PDT (Photodynamic Therapy) is an FDA approved for treatment of multiple Actinic Keratoses. It is covered by most insurance carriers. Most of our patients feel the treatment is much better than treatment with other methods, such as Ln2 or Effudex.

What are Actinic Keratoses (AKs)? They are rough-textured, dry, scaly patches on the skin that are caused by excessive exposure to ultraviolet light such as sunlight. They most often occur on the face, scalp, ears, neck, hands and arms. They can ranges in color from skin-toned to reddish-brown. They can be as small as a pinhead, or larger than a quarter. It is important to have them treated as they are considered pre-cancerous they may turn in to skin cancer.

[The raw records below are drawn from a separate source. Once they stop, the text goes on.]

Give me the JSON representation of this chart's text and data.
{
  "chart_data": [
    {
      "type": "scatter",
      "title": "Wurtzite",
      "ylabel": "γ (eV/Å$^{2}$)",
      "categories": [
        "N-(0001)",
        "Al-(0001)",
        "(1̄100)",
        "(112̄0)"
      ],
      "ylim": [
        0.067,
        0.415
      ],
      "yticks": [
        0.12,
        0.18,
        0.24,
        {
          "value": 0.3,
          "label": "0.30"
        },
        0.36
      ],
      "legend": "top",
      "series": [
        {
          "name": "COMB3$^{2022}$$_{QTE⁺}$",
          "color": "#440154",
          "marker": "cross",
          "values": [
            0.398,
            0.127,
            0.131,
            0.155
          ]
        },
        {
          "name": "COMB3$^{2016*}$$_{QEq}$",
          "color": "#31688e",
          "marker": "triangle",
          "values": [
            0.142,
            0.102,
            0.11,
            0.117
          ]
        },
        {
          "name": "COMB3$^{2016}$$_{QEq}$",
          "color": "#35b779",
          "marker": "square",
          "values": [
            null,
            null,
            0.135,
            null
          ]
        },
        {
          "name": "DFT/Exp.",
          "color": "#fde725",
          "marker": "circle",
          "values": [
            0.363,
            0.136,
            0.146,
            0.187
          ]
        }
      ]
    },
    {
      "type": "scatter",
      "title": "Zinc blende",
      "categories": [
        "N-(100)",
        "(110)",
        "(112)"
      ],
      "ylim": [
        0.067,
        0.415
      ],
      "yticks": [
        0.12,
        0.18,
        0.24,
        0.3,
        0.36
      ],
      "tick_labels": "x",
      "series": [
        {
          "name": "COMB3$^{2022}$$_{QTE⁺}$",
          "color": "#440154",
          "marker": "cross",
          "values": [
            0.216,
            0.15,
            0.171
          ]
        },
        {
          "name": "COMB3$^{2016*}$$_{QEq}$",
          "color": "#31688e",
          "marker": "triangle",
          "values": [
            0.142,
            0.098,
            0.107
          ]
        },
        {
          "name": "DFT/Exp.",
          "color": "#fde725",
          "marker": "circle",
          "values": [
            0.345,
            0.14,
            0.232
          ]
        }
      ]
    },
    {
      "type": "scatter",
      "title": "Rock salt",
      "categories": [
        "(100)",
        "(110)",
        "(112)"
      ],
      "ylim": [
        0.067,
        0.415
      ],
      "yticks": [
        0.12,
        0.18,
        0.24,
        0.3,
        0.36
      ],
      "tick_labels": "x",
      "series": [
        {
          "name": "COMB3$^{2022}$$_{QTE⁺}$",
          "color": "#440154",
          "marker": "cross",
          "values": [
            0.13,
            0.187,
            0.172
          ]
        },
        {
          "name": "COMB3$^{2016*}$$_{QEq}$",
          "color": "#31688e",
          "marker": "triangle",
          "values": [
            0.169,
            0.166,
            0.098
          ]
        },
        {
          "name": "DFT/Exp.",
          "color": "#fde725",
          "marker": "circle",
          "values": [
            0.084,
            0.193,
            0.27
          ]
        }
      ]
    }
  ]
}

How does PDT work? First, a medical assistant will prep the patient’s skin with a scrub. They will then apply a topical solution to the affected areas. This solution will need to be left on the area(s) for a minimum of one hour before the PDT treatment begins. After the incubation period, the patient will be place in front of the BLU-U blue light. This light is of low intensity and will not heat the skin; however, during the light treatment, you may experience sensations of burning, tingling, stinging, or prickling of the treated AKs. Following the treatment, the AKs and surrounding skin may redden, and swelling and scaling may also occur; however these effects are temporary and should completely resolve a few days after treatment. The patient will need to stay out of sunlight or bright indoor light prior to, and for at least 48 hours after treatment. It is recommended that you repeat the treatment in 6-8 weeks. Most patients, after two treatments, report a noticeable improvement to the feel and appearance of their skin.